Transpole

Lille Metro consigns pickpockets to history with UTCFS

   

Lille

Located in northern France, Lille is the principal city of the Lille Métropole, the fourth-largest metropolitan area in the country after Paris, Lyon and Marseille. Situated on the Deûle River, near the Belgian border, Lille is the capital of the Nord-Pas de Calais region and the préfecture of the Nord department.

Transpole

Lille Métropole has a mixed mode public transport system, comprising buses, trams and a driverless metro system, all operated under the Transpole name. The Lille metro is a VAL (light automated vehicle) system, opened on May 16, 1983 as the world’s first automatic metro. The metro system has two lines, with a total length of 45 km, serving 60 stations. The tram system consists of two interurban tram lines, connecting central Lille to the nearby communities of Roubaix and Tourcoing. 68 urban bus routes cover the metropolis, eight of which cross the border into Belgium.

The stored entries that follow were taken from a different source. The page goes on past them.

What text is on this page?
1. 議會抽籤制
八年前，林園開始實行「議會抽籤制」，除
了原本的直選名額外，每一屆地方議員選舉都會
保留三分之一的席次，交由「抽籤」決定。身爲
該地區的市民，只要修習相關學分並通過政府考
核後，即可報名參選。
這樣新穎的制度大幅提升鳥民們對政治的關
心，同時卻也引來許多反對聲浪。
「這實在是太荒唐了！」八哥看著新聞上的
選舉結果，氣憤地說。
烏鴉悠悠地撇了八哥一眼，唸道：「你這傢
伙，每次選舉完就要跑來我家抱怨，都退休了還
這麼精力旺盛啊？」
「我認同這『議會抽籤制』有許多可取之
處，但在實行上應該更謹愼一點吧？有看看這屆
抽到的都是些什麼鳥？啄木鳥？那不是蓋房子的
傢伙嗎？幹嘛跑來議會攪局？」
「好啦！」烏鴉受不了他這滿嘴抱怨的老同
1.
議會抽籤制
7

Pre-existing situation & UTCFS’s role

Across the entire Lille metro network there are over 1,200 security cameras installed. Transpole sought to modernise its surveillance system to increase passenger security. It decided to upgrade the system to enable a complete digital grid overview of all 60 stations. All camera data would need to be storable and available for possible consultation later. The solution also needed to be adaptable to new requirements and extensions of the metropolitan network in the future. Finally, Transpole sought a system that could be monitored from a single central control room.

UTCFS’s solution

UTCFS offered Transpole a complete video surveillance solution. Data from the existing 1,200 cameras that monitor stations and lines is directly transmitted through 80 VisioWave Evolution encoder/decoder devices. Analogue data from cameras is converted into digital streams, enabling efficient transmission over an IP network. Through this IP network, the data reaches a central control room equipped with a vast storage capacity, equating to 96 hours of storage for each camera. In total, over 115,000 hours of video recording capacity is in place for the system. This is a critical element of the security at the Lille metro, making footage easily retrievable should an undesirable event occur. With this system, UTCFS is helping Transpole create a safe environment for passengers throughout the Lille metro network.